Depuis sa création, la PCU a coûté plus de 60 milliards. C’est le programme le plus coûteux de la crise.

On le sait, Ottawa est en train de creuser un déficit immense pour cette année financière – plus de 250 milliards, estimait-on à la fin avril , avant que d’autres mesures s’ajoutent. Et cette hausse des dépenses ne vient pas avec une transparence accrue. Au contraire, les parlementaires ont moins de temps que jamais pour examiner les programmes et voter sur les dépenses.

Reste que le portrait est moins catastrophique qu’il n’y paraît.

Selon l’Institut des finances publiques et de la démocratie de l’Université d’Ottawa, 60 % du déficit viendrait des dépenses temporaires, et 30 % viendrait du contexte économique passager. Pour le déficit restant, l’économie devrait à long terme croître plus vite que les dépenses, calcule l’Institut.

Par contre, sur le plan individuel, des drames se jouent. Des gens encore sans emploi peinent à payer leur loyer ou leur épicerie. Parmi eux, de nombreux pigistes et petits entrepreneurs qui ne sont pas admissibles à l’assurance-emploi, et qui se retrouvent donc devant le vide.

Les revenus modestes ont été les plus touchés. Selon l’Institut C. D. Howe, les gens gagnant moins de 15 dollars l’heure ont vu leurs heures réduites de moitié depuis le début de la crise. Chez ceux gagnant plus de 40 dollars l’heure, la baisse n’a été que de 6 %.

Comment aider ceux qui en arrachent ? Il n’y a pas beaucoup d’options.

En théorie, l’idéal aurait été de resserrer les critères de la PCU pour cibler les secteurs de l’économie encore confinés ou presque, comme le spectacle, le tourisme et l’hôtellerie. Or, la machine fédérale aurait été incapable de changer les critères, suivre leur application et envoyer les chèques. C’aurait été un fiasco bureaucratique.

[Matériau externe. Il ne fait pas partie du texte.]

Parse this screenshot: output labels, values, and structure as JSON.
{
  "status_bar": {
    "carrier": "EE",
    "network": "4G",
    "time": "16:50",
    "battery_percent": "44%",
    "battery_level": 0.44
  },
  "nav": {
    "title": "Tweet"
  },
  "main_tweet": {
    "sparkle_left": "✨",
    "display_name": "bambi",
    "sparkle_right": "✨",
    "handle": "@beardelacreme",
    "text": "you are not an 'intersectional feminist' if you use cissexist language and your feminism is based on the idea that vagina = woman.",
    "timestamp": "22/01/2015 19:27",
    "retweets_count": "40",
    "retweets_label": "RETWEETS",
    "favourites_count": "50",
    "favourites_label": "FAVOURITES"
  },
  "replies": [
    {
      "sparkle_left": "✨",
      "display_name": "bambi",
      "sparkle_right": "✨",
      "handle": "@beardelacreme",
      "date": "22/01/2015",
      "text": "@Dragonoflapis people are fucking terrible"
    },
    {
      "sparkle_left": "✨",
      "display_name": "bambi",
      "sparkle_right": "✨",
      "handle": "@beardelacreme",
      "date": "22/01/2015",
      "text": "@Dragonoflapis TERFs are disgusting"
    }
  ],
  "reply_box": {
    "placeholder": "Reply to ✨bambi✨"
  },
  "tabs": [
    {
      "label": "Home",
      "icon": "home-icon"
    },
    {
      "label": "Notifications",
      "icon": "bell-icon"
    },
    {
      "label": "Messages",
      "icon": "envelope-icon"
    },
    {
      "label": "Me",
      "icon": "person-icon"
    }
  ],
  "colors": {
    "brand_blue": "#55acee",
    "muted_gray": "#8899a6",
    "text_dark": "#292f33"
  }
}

Il aurait aussi fallu refuser les demandes de gens qui pourraient travailler. Le patronat s’en plaint non sans raison. Il y a aussi une multitude de petits entrepreneurs incapables de trouver des employés à cause de la PCU. Des commerces de quartier menacés de fermeture.

Hélas, envoyer l’aide de façon à la fois ciblée et rapide ressemble à une mission impossible. Il faut choisir, et peu importe la décision, des dégâts sont inévitables. Ottawa a opté pour la rapidité, afin de ne pas laisser de Canadiens souffrir à cause d’une crise pour laquelle ils n’ont aucune responsabilité, et sur laquelle ils n’ont aucun contrôle.

En contrepartie de cette aide, l’État a toutefois une responsabilité : rassurer ceux qui financent ces programmes en démontrant que les critères et leur application seront justes et équitables.

On comprend qu’en début de crise, le gouvernement Trudeau ne pouvait bien faire ce suivi. La priorité était d’envoyer les chèques rapidement, ce qui empêchait d’examiner attentivement chaque demande.

Quelques semaines plus tard, il est toutefois possible d’améliorer le programme. C’est à cela que devait servir le projet de loi C-17. Il renforçait les vérifications en amont. Et grâce à une suggestion constructive du Bloc québécois, il encourageait aussi le retour à temps partiel au travail.

Malheureusement, ce projet de loi passera l’été sur une tablette…

Les libéraux et les conservateurs n’ont pas réussi à s’entendre. Certes, les conservateurs étaient les premiers à réclamer un suivi plus serré des dépenses, mais en contrepartie, ils voulaient que le parlement fonctionne à nouveau à temps plein. Les libéraux n’étaient pas d’accord, pour des raisons de santé publique et pour concentrer les débats autour de la gestion de la crise.

Résultat, on reste avec le vieux programme d’aide.

Dommage. Il était bon, mais il était aussi très perfectible.